Prosesi penguburan Pak Suroso telah selesai, beberapa sanak saudara telah kembali kerumah masing-masing, walupun ada beberapa yang masih belum pulang. Malam ini aku diminta menginap di rumah pak Suroso, sebenarnya ingin sekali menolak tapi nggak mungkin karena  statusku sekarang istri Rasyid mantu pak Suroso. Ibuku tadinya hendak pulang terlabih dahulu dengan alasan peliharaan kami ayam dam entok nggak ada yang ngurus. Tapi setelah aku bujuk akhirnya Ibu bersedia menemaniku. Nggak kebayang jika tidak ada Ibu, bagaimana rasanya sendiri di rumah yang buatku masih asing?

Setelah tahlilan selesai, suasana mulai sepi. Aku dan Ibuku masih menyibukkan diri membereskan bekas acara tahlilan.

“Nduk Rum, nanti kalo kamu tidur kamarmu di sana ya, itu kamar Rasyid. Biar Ibumu tidur sama saya,” Kata istri pak Suroso sambil menunjuk salah satu kamar.

Aku hanya mengangguk tersenyum. Maksudnya apa ini? aku harus tidur di kamar Rasyid, memang aku sudah sah menjadi istri Rasyid tapi nggak secepat ini.







Malam Pertama

Jantung ini rasanya mau copot saat kubuka pintu kamar, pelan tanpa suara. Kakiku kaku berat untuk melangkah. Gelap, mungkin dari tadi belum ada orang yang masuk. Terasa lega hati ini, tanganku meraba mencari saklar. Ketika lampu menyala. Deg! Apa ini? apa yang harus kulakukan? Rasyid sudah terbaring di ranjang. Alhamdullilah, dia sudah tertidur, ingin rasannya lari. Percuma, di luar sana tidak ada tempat untuk berlindung. Ibu pasti sudah terlelap.

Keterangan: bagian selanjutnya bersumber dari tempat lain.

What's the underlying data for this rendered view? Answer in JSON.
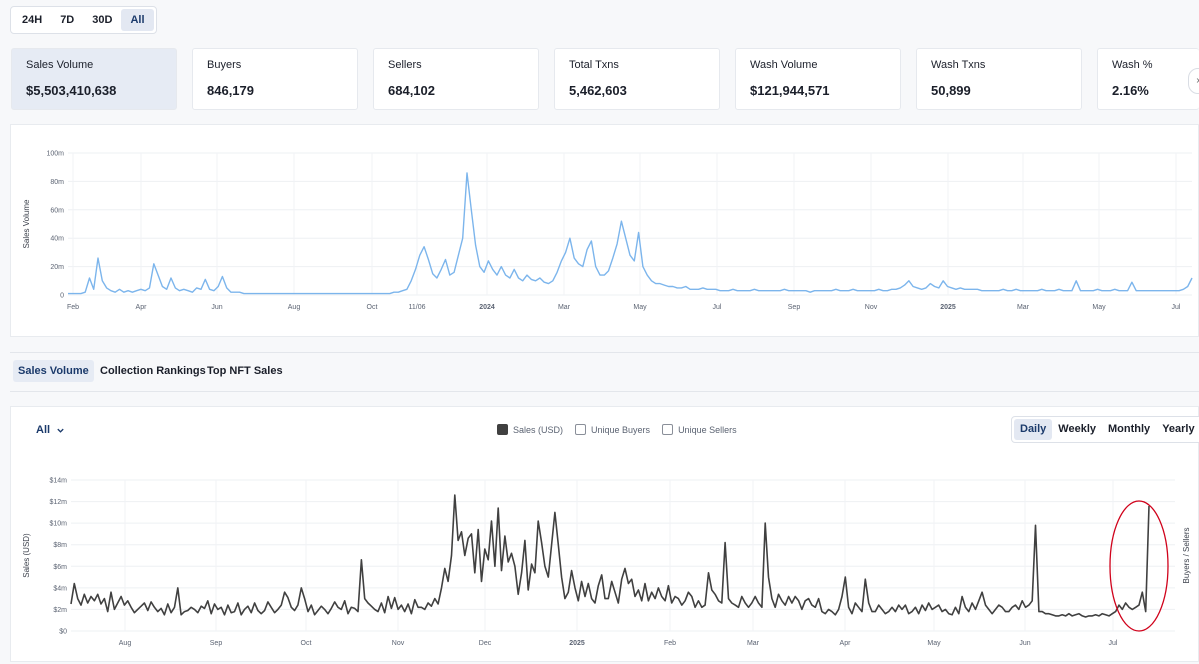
{
  "time_range": {
    "options": [
      "24H",
      "7D",
      "30D",
      "All"
    ],
    "selected": "All"
  },
  "stats": [
    {
      "label": "Sales Volume",
      "value": "$5,503,410,638",
      "active": true
    },
    {
      "label": "Buyers",
      "value": "846,179"
    },
    {
      "label": "Sellers",
      "value": "684,102"
    },
    {
      "label": "Total Txns",
      "value": "5,462,603"
    },
    {
      "label": "Wash Volume",
      "value": "$121,944,571"
    },
    {
      "label": "Wash Txns",
      "value": "50,899"
    },
    {
      "label": "Wash %",
      "value": "2.16%"
    }
  ],
  "tabs": {
    "items": [
      "Sales Volume",
      "Collection Rankings",
      "Top NFT Sales"
    ],
    "selected": "Sales Volume"
  },
  "filter": {
    "selected": "All"
  },
  "legend": [
    {
      "label": "Sales (USD)",
      "checked": true
    },
    {
      "label": "Unique Buyers",
      "checked": false
    },
    {
      "label": "Unique Sellers",
      "checked": false
    }
  ],
  "granularity": {
    "options": [
      "Daily",
      "Weekly",
      "Monthly",
      "Yearly"
    ],
    "selected": "Daily"
  },
  "colors": {
    "overview_line": "#7cb5ec",
    "sales_line": "#404040",
    "annotation": "#d0021b",
    "accent": "#1b3a6b"
  },
  "chart_data": [
    {
      "type": "line",
      "ylabel": "Sales Volume",
      "ylim": [
        0,
        100000000
      ],
      "y_ticks": [
        "0",
        "20m",
        "40m",
        "60m",
        "80m",
        "100m"
      ],
      "x_ticks": [
        "Feb",
        "Apr",
        "Jun",
        "Aug",
        "Oct",
        "11/06",
        "2024",
        "Mar",
        "May",
        "Jul",
        "Sep",
        "Nov",
        "2025",
        "Mar",
        "May",
        "Jul"
      ],
      "series": [
        {
          "values": [
            1,
            1,
            1,
            1,
            2,
            12,
            4,
            26,
            10,
            5,
            3,
            2,
            4,
            2,
            3,
            2,
            3,
            4,
            3,
            5,
            22,
            14,
            6,
            4,
            12,
            5,
            3,
            4,
            3,
            2,
            5,
            4,
            11,
            4,
            3,
            6,
            13,
            5,
            2,
            2,
            2,
            1,
            1,
            1,
            1,
            1,
            1,
            1,
            1,
            1,
            1,
            1,
            1,
            1,
            1,
            1,
            1,
            1,
            1,
            1,
            1,
            1,
            1,
            1,
            1,
            1,
            1,
            1,
            1,
            1,
            1,
            1,
            1,
            1,
            1,
            1,
            2,
            2,
            3,
            4,
            10,
            18,
            28,
            34,
            25,
            15,
            12,
            18,
            25,
            14,
            16,
            28,
            40,
            86,
            60,
            35,
            20,
            16,
            24,
            18,
            14,
            20,
            14,
            12,
            18,
            12,
            10,
            14,
            11,
            10,
            12,
            9,
            8,
            10,
            16,
            24,
            30,
            40,
            26,
            22,
            20,
            32,
            38,
            20,
            14,
            14,
            17,
            26,
            36,
            52,
            40,
            28,
            24,
            44,
            20,
            14,
            10,
            8,
            8,
            7,
            6,
            6,
            5,
            5,
            6,
            4,
            4,
            4,
            5,
            4,
            4,
            4,
            3,
            3,
            3,
            4,
            3,
            3,
            3,
            3,
            4,
            3,
            3,
            3,
            3,
            3,
            3,
            4,
            3,
            3,
            3,
            3,
            3,
            2,
            3,
            3,
            3,
            3,
            3,
            4,
            3,
            3,
            3,
            4,
            3,
            3,
            3,
            3,
            3,
            4,
            3,
            3,
            4,
            4,
            5,
            7,
            10,
            6,
            5,
            4,
            5,
            8,
            6,
            5,
            10,
            6,
            5,
            4,
            5,
            4,
            4,
            4,
            4,
            3,
            3,
            3,
            3,
            3,
            4,
            3,
            3,
            4,
            3,
            3,
            3,
            3,
            3,
            4,
            3,
            3,
            3,
            4,
            3,
            3,
            3,
            10,
            3,
            3,
            3,
            3,
            4,
            3,
            3,
            3,
            4,
            3,
            3,
            3,
            9,
            3,
            3,
            3,
            3,
            3,
            3,
            3,
            3,
            3,
            3,
            3,
            4,
            6,
            12
          ]
        }
      ]
    },
    {
      "type": "line",
      "ylabel": "Sales (USD)",
      "y2label": "Buyers / Sellers",
      "ylim": [
        0,
        14000000
      ],
      "y_ticks": [
        "$0",
        "$2m",
        "$4m",
        "$6m",
        "$8m",
        "$10m",
        "$12m",
        "$14m"
      ],
      "x_ticks": [
        "Aug",
        "Sep",
        "Oct",
        "Nov",
        "Dec",
        "2025",
        "Feb",
        "Mar",
        "Apr",
        "May",
        "Jun",
        "Jul"
      ],
      "series": [
        {
          "name": "Sales (USD)",
          "values": [
            2.5,
            4.4,
            3.0,
            2.4,
            3.4,
            2.6,
            3.2,
            2.8,
            3.4,
            2.5,
            3.0,
            1.8,
            3.6,
            2.0,
            2.6,
            3.2,
            2.4,
            2.8,
            2.2,
            1.7,
            2.0,
            2.3,
            2.6,
            1.9,
            2.7,
            2.2,
            1.8,
            2.1,
            1.5,
            2.5,
            1.7,
            2.2,
            4.0,
            1.5,
            1.8,
            1.9,
            2.2,
            2.0,
            1.7,
            2.3,
            2.1,
            2.8,
            1.6,
            2.5,
            2.0,
            2.2,
            1.5,
            2.4,
            1.7,
            1.8,
            2.6,
            1.5,
            2.0,
            2.3,
            1.7,
            2.6,
            1.9,
            1.6,
            1.9,
            2.7,
            2.2,
            1.7,
            2.0,
            2.4,
            3.6,
            3.1,
            2.2,
            1.9,
            2.4,
            4.0,
            3.0,
            1.8,
            2.4,
            1.5,
            1.9,
            2.3,
            2.0,
            1.6,
            2.1,
            2.7,
            2.2,
            2.0,
            2.8,
            1.6,
            2.2,
            2.1,
            1.8,
            6.6,
            3.0,
            2.6,
            2.3,
            2.0,
            1.8,
            2.6,
            1.7,
            3.2,
            2.1,
            3.1,
            2.0,
            2.4,
            1.8,
            2.5,
            1.6,
            2.9,
            2.2,
            2.2,
            2.0,
            2.6,
            2.3,
            3.0,
            2.5,
            4.0,
            5.8,
            4.6,
            7.0,
            12.6,
            8.4,
            9.2,
            7.0,
            8.6,
            9.0,
            5.4,
            9.4,
            4.6,
            7.6,
            6.6,
            10.2,
            6.0,
            11.4,
            5.6,
            8.8,
            6.4,
            7.2,
            6.0,
            3.4,
            5.4,
            8.4,
            3.8,
            6.2,
            5.4,
            10.2,
            8.2,
            6.0,
            5.0,
            8.0,
            11.0,
            8.0,
            5.0,
            3.0,
            3.6,
            5.6,
            4.0,
            2.8,
            4.6,
            3.2,
            4.4,
            3.0,
            2.6,
            4.2,
            5.2,
            3.0,
            3.0,
            4.6,
            3.6,
            2.6,
            4.8,
            5.8,
            4.4,
            4.8,
            3.2,
            3.8,
            2.8,
            4.4,
            2.8,
            3.6,
            3.0,
            4.0,
            3.2,
            2.8,
            4.2,
            2.6,
            3.2,
            3.0,
            2.4,
            2.8,
            3.6,
            3.2,
            2.2,
            2.8,
            2.2,
            2.4,
            5.4,
            3.8,
            3.4,
            2.8,
            2.6,
            8.2,
            3.0,
            2.6,
            2.4,
            2.2,
            3.2,
            2.6,
            2.2,
            2.6,
            3.2,
            2.6,
            2.2,
            10.0,
            5.0,
            3.0,
            2.2,
            3.4,
            2.8,
            2.4,
            3.2,
            2.6,
            3.2,
            2.8,
            2.0,
            2.8,
            3.0,
            2.4,
            2.2,
            3.0,
            1.8,
            1.6,
            2.0,
            1.8,
            1.5,
            2.0,
            3.2,
            5.0,
            2.2,
            1.6,
            2.6,
            2.2,
            1.8,
            4.8,
            2.6,
            1.8,
            1.8,
            2.4,
            2.0,
            1.6,
            1.8,
            2.2,
            1.8,
            2.4,
            2.0,
            2.4,
            1.6,
            1.8,
            2.2,
            1.6,
            2.4,
            1.9,
            2.6,
            2.0,
            2.2,
            2.4,
            1.8,
            2.0,
            1.6,
            1.5,
            2.2,
            1.6,
            3.2,
            2.2,
            1.8,
            2.6,
            2.0,
            2.8,
            3.6,
            2.4,
            2.0,
            1.6,
            2.0,
            2.4,
            2.2,
            1.8,
            1.8,
            2.2,
            2.4,
            2.0,
            2.8,
            2.2,
            2.4,
            2.8,
            9.8,
            1.8,
            1.8,
            1.6,
            1.6,
            1.5,
            1.4,
            1.4,
            1.5,
            1.4,
            1.6,
            1.4,
            1.5,
            1.6,
            1.4,
            1.3,
            1.4,
            1.4,
            1.5,
            1.4,
            1.6,
            1.5,
            1.4,
            1.6,
            1.8,
            2.4,
            2.0,
            2.6,
            2.2,
            2.0,
            2.2,
            2.4,
            3.6,
            1.8,
            11.6
          ]
        }
      ]
    }
  ]
}
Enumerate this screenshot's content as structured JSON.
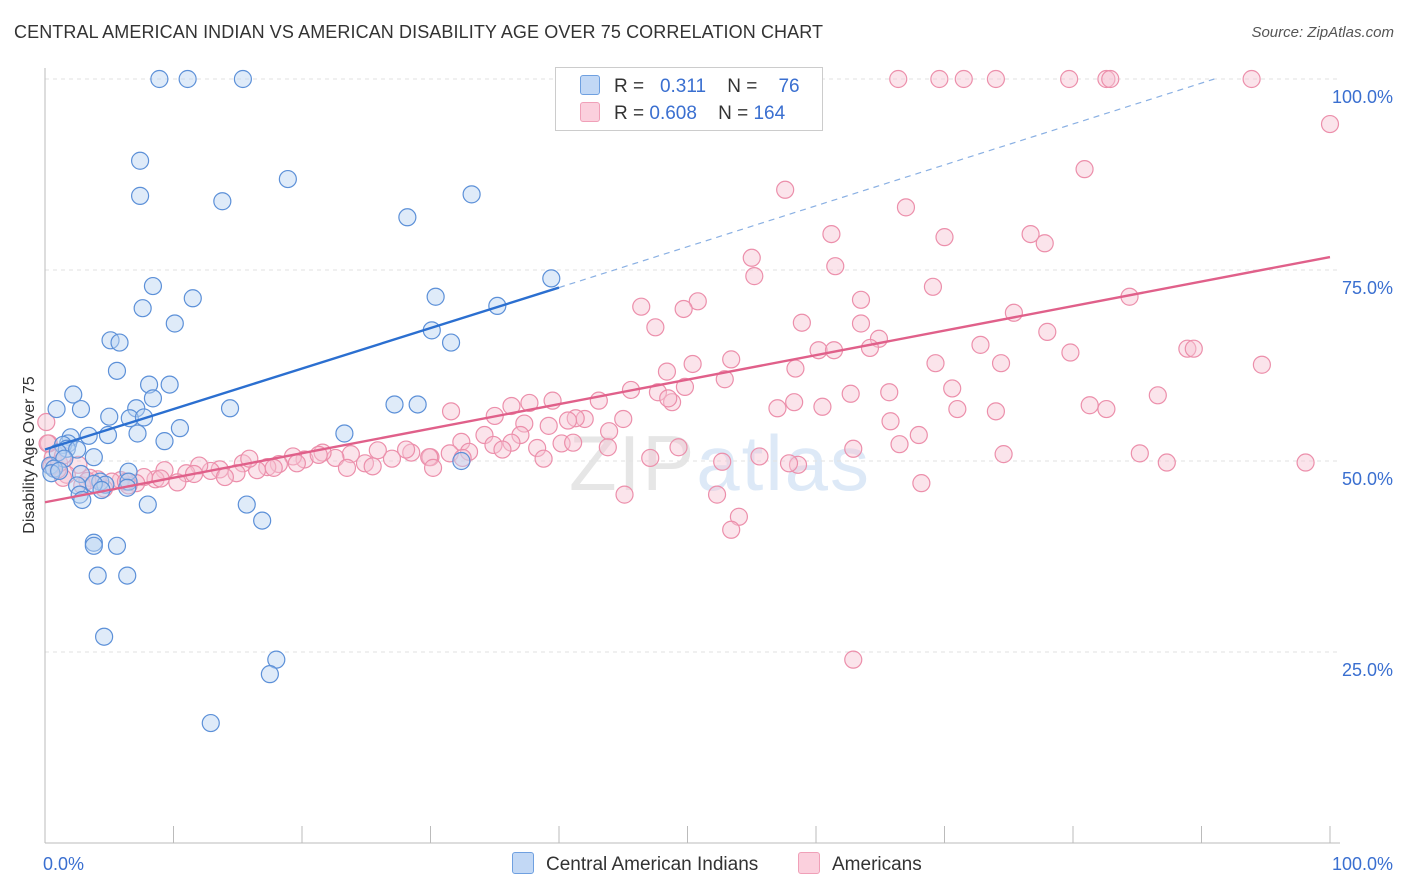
{
  "title": "CENTRAL AMERICAN INDIAN VS AMERICAN DISABILITY AGE OVER 75 CORRELATION CHART",
  "source": "Source: ZipAtlas.com",
  "watermark": "ZIPatlas",
  "legend": {
    "r_label": "R =",
    "n_label": "N =",
    "rows": [
      {
        "r": "0.311",
        "n": "76"
      },
      {
        "r": "0.608",
        "n": "164"
      }
    ]
  },
  "bottom_legend": [
    "Central American Indians",
    "Americans"
  ],
  "chart_data": {
    "type": "scatter",
    "title": "CENTRAL AMERICAN INDIAN VS AMERICAN DISABILITY AGE OVER 75 CORRELATION CHART",
    "xlabel": "",
    "ylabel": "Disability Age Over 75",
    "xlim": [
      0,
      100
    ],
    "ylim": [
      0,
      100
    ],
    "x_tick_labels": [
      "0.0%",
      "100.0%"
    ],
    "y_tick_labels": [
      "25.0%",
      "50.0%",
      "75.0%",
      "100.0%"
    ],
    "y_ticks": [
      25,
      50,
      75,
      100
    ],
    "grid": "horizontal dashed",
    "legend_position": "top-center",
    "colors": {
      "blue": "#6fa0e0",
      "blue_line": "#2b6fd0",
      "pink": "#f0a0b8",
      "pink_line": "#e0608a",
      "tick_text": "#3a6fd0"
    },
    "series": [
      {
        "name": "Central American Indians",
        "color": "#6fa0e0",
        "r": 0.311,
        "n": 76,
        "trend": {
          "x": [
            0,
            40
          ],
          "y": [
            51.5,
            72.7
          ]
        },
        "trend_extension": {
          "x": [
            40,
            91
          ],
          "y": [
            72.7,
            100
          ]
        },
        "points": [
          [
            8.9,
            100
          ],
          [
            11.1,
            100
          ],
          [
            15.4,
            100
          ],
          [
            7.4,
            89.3
          ],
          [
            18.9,
            86.9
          ],
          [
            7.4,
            84.7
          ],
          [
            13.8,
            84
          ],
          [
            28.2,
            81.9
          ],
          [
            33.2,
            84.9
          ],
          [
            39.4,
            73.9
          ],
          [
            8.4,
            72.9
          ],
          [
            11.5,
            71.3
          ],
          [
            30.4,
            71.5
          ],
          [
            7.6,
            70
          ],
          [
            35.2,
            70.3
          ],
          [
            10.1,
            68
          ],
          [
            30.1,
            67.1
          ],
          [
            31.6,
            65.5
          ],
          [
            5.1,
            65.8
          ],
          [
            5.8,
            65.5
          ],
          [
            5.6,
            61.8
          ],
          [
            8.1,
            60
          ],
          [
            9.7,
            60
          ],
          [
            8.4,
            58.2
          ],
          [
            2.2,
            58.7
          ],
          [
            0.9,
            56.8
          ],
          [
            2.8,
            56.8
          ],
          [
            5.0,
            55.8
          ],
          [
            7.1,
            56.9
          ],
          [
            6.6,
            55.6
          ],
          [
            7.7,
            55.7
          ],
          [
            14.4,
            56.9
          ],
          [
            27.2,
            57.4
          ],
          [
            29.0,
            57.4
          ],
          [
            10.5,
            54.3
          ],
          [
            7.2,
            53.6
          ],
          [
            4.9,
            53.4
          ],
          [
            3.4,
            53.3
          ],
          [
            2.0,
            53.1
          ],
          [
            1.8,
            52.3
          ],
          [
            1.4,
            52.1
          ],
          [
            9.3,
            52.6
          ],
          [
            23.3,
            53.6
          ],
          [
            1.7,
            51.6
          ],
          [
            2.5,
            51.5
          ],
          [
            1.0,
            51.1
          ],
          [
            3.8,
            50.5
          ],
          [
            1.5,
            50.3
          ],
          [
            0.4,
            49.4
          ],
          [
            0.7,
            49
          ],
          [
            0.5,
            48.4
          ],
          [
            1.1,
            48.7
          ],
          [
            2.8,
            48.3
          ],
          [
            6.5,
            48.6
          ],
          [
            4.3,
            47.3
          ],
          [
            6.5,
            47.3
          ],
          [
            4.7,
            46.9
          ],
          [
            6.4,
            46.5
          ],
          [
            2.5,
            46.8
          ],
          [
            3.8,
            47
          ],
          [
            4.4,
            46.2
          ],
          [
            2.7,
            45.6
          ],
          [
            2.9,
            44.9
          ],
          [
            8.0,
            44.3
          ],
          [
            15.7,
            44.3
          ],
          [
            16.9,
            42.2
          ],
          [
            3.8,
            39.3
          ],
          [
            5.6,
            38.9
          ],
          [
            3.8,
            38.9
          ],
          [
            4.1,
            35
          ],
          [
            6.4,
            35
          ],
          [
            4.6,
            27
          ],
          [
            18.0,
            24
          ],
          [
            17.5,
            22.1
          ],
          [
            12.9,
            15.7
          ],
          [
            32.4,
            50
          ]
        ]
      },
      {
        "name": "Americans",
        "color": "#f0a0b8",
        "r": 0.608,
        "n": 164,
        "trend": {
          "x": [
            0,
            100
          ],
          "y": [
            44.6,
            76.7
          ]
        },
        "points": [
          [
            66.4,
            100
          ],
          [
            69.6,
            100
          ],
          [
            71.5,
            100
          ],
          [
            74.0,
            100
          ],
          [
            79.7,
            100
          ],
          [
            82.6,
            100
          ],
          [
            82.9,
            100
          ],
          [
            93.9,
            100
          ],
          [
            100,
            94.1
          ],
          [
            80.9,
            88.2
          ],
          [
            57.6,
            85.5
          ],
          [
            67.0,
            83.2
          ],
          [
            61.2,
            79.7
          ],
          [
            70.0,
            79.3
          ],
          [
            76.7,
            79.7
          ],
          [
            77.8,
            78.5
          ],
          [
            55.0,
            76.6
          ],
          [
            61.5,
            75.5
          ],
          [
            55.2,
            74.2
          ],
          [
            69.1,
            72.8
          ],
          [
            50.8,
            70.9
          ],
          [
            46.4,
            70.2
          ],
          [
            63.5,
            71.1
          ],
          [
            84.4,
            71.5
          ],
          [
            94.7,
            62.6
          ],
          [
            75.4,
            69.4
          ],
          [
            49.7,
            69.9
          ],
          [
            58.9,
            68.1
          ],
          [
            63.5,
            68
          ],
          [
            47.5,
            67.5
          ],
          [
            64.9,
            66
          ],
          [
            78.0,
            66.9
          ],
          [
            72.8,
            65.2
          ],
          [
            79.8,
            64.2
          ],
          [
            88.9,
            64.7
          ],
          [
            89.4,
            64.7
          ],
          [
            60.2,
            64.5
          ],
          [
            61.4,
            64.5
          ],
          [
            50.4,
            62.7
          ],
          [
            53.4,
            63.3
          ],
          [
            64.2,
            64.8
          ],
          [
            69.3,
            62.8
          ],
          [
            74.4,
            62.8
          ],
          [
            48.4,
            61.7
          ],
          [
            58.4,
            62.1
          ],
          [
            52.9,
            60.7
          ],
          [
            49.8,
            59.7
          ],
          [
            45.6,
            59.3
          ],
          [
            65.7,
            59
          ],
          [
            47.7,
            59
          ],
          [
            70.6,
            59.5
          ],
          [
            86.6,
            58.6
          ],
          [
            62.7,
            58.8
          ],
          [
            82.6,
            56.8
          ],
          [
            71.0,
            56.8
          ],
          [
            48.8,
            57.7
          ],
          [
            58.3,
            57.7
          ],
          [
            48.5,
            58.2
          ],
          [
            43.1,
            57.9
          ],
          [
            39.5,
            57.9
          ],
          [
            37.7,
            57.6
          ],
          [
            36.3,
            57.2
          ],
          [
            35.0,
            55.9
          ],
          [
            31.6,
            56.5
          ],
          [
            57.0,
            56.9
          ],
          [
            60.5,
            57.1
          ],
          [
            65.8,
            55.2
          ],
          [
            68.0,
            53.4
          ],
          [
            45.0,
            55.5
          ],
          [
            42.0,
            55.5
          ],
          [
            41.3,
            55.6
          ],
          [
            40.7,
            55.3
          ],
          [
            39.2,
            54.6
          ],
          [
            37.3,
            54.9
          ],
          [
            37.0,
            53.4
          ],
          [
            34.2,
            53.4
          ],
          [
            32.4,
            52.5
          ],
          [
            40.2,
            52.3
          ],
          [
            43.9,
            53.9
          ],
          [
            38.3,
            51.7
          ],
          [
            36.3,
            52.4
          ],
          [
            34.9,
            52.1
          ],
          [
            33.0,
            51.2
          ],
          [
            31.5,
            51
          ],
          [
            30.0,
            50.5
          ],
          [
            29.9,
            50.5
          ],
          [
            28.5,
            51.1
          ],
          [
            27.0,
            50.3
          ],
          [
            25.9,
            51.4
          ],
          [
            24.9,
            49.7
          ],
          [
            23.8,
            50.9
          ],
          [
            22.6,
            50.4
          ],
          [
            21.6,
            51.1
          ],
          [
            20.2,
            50.2
          ],
          [
            19.3,
            50.6
          ],
          [
            18.2,
            49.6
          ],
          [
            17.3,
            49.2
          ],
          [
            16.5,
            48.8
          ],
          [
            15.4,
            49.7
          ],
          [
            14.9,
            48.4
          ],
          [
            13.6,
            48.9
          ],
          [
            12.9,
            48.7
          ],
          [
            12.0,
            49.4
          ],
          [
            11.0,
            48.4
          ],
          [
            10.3,
            47.2
          ],
          [
            9.3,
            48.8
          ],
          [
            8.6,
            47.6
          ],
          [
            7.7,
            47.9
          ],
          [
            7.1,
            47.1
          ],
          [
            6.5,
            46.8
          ],
          [
            5.9,
            47.5
          ],
          [
            5.2,
            47.3
          ],
          [
            4.6,
            46.4
          ],
          [
            4.1,
            47.6
          ],
          [
            3.5,
            47.8
          ],
          [
            2.9,
            46.8
          ],
          [
            2.6,
            49.5
          ],
          [
            1.7,
            48.2
          ],
          [
            1.4,
            47.8
          ],
          [
            1.0,
            48.9
          ],
          [
            0.6,
            50.4
          ],
          [
            0.3,
            52.3
          ],
          [
            0.1,
            55.1
          ],
          [
            0.2,
            52.3
          ],
          [
            0.5,
            49.3
          ],
          [
            1.1,
            49.7
          ],
          [
            1.4,
            50.7
          ],
          [
            3.3,
            47.4
          ],
          [
            6.3,
            47.3
          ],
          [
            9.0,
            47.7
          ],
          [
            11.6,
            48.3
          ],
          [
            14.0,
            47.9
          ],
          [
            15.9,
            50.3
          ],
          [
            17.8,
            49.1
          ],
          [
            19.6,
            49.7
          ],
          [
            21.3,
            50.8
          ],
          [
            23.5,
            49.1
          ],
          [
            25.5,
            49.3
          ],
          [
            28.1,
            51.5
          ],
          [
            30.2,
            49.1
          ],
          [
            32.5,
            50.4
          ],
          [
            35.6,
            51.5
          ],
          [
            38.8,
            50.3
          ],
          [
            41.1,
            52.4
          ],
          [
            43.8,
            51.8
          ],
          [
            47.1,
            50.4
          ],
          [
            49.3,
            51.8
          ],
          [
            52.7,
            49.9
          ],
          [
            55.6,
            50.6
          ],
          [
            62.9,
            51.6
          ],
          [
            66.5,
            52.2
          ],
          [
            74.0,
            56.5
          ],
          [
            74.6,
            50.9
          ],
          [
            81.3,
            57.3
          ],
          [
            85.2,
            51
          ],
          [
            87.3,
            49.8
          ],
          [
            98.1,
            49.8
          ],
          [
            68.2,
            47.1
          ],
          [
            45.1,
            45.6
          ],
          [
            52.3,
            45.6
          ],
          [
            54.0,
            42.7
          ],
          [
            58.6,
            49.5
          ],
          [
            57.9,
            49.7
          ],
          [
            53.4,
            41
          ],
          [
            62.9,
            24
          ]
        ]
      }
    ]
  }
}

“Sampai kapan kamu mau berdiri di situ?” bagai petir suara Rasyid mengagetkanku

“Kamu belum tidur? Ibumu yang menyuruhku kesini,” jawabku sambil menenangkan diri, berbalik hendak beranjak pergi. Tapi apalagi ini, tanganku. ya Allah ngapain dia memegang tanganku.

“Iya aku tahu, mau kemana? Sudah malam, kamu pasti capek, begitu banyak peristiwa yang terjadi hari ini.”

“Nggak usah takut begitu aku bukan setan,” ledek Rasyid sambil tersenyum memecah ketegangan

“Tenang aja aku akan tidur di bawah kok, kamu yang di ranjang,” Jelas Rasyid seperti tahu isi hatiku.

“ Nggak usah, ini kan kamarmu aku saja yang tidur dibawah.”

“Nggak usah ngeyel gitu, cepetan tidur!" kali ini sambil menggelar tikar dibawah

Aku tidak mau berdebat lagi, aku sudah mengantuk dan capek sekali, ku turuti perintah Rasyid. Rasyid sepertinya juga lelah cepat sekali ia sudah terlelap, dia pasti sangat kehilangan. Jadi teringat tiga tahun lalu waktu bapak meninggal.

****

“Selamat pagi” aku tersentak sesosok lelaki ada di depan wajahku. Rasyid sudah rapi dengan pakaian seragamnya.

“Pules banget tidurnya, maaf mengagetkanmu, aku harus berangkat kerja nanti sekalian mau mengajukan cuti. Kamu juga harus ngajarkan. Nanti kita ketemu di rumahmu ya” jelas Rasyid.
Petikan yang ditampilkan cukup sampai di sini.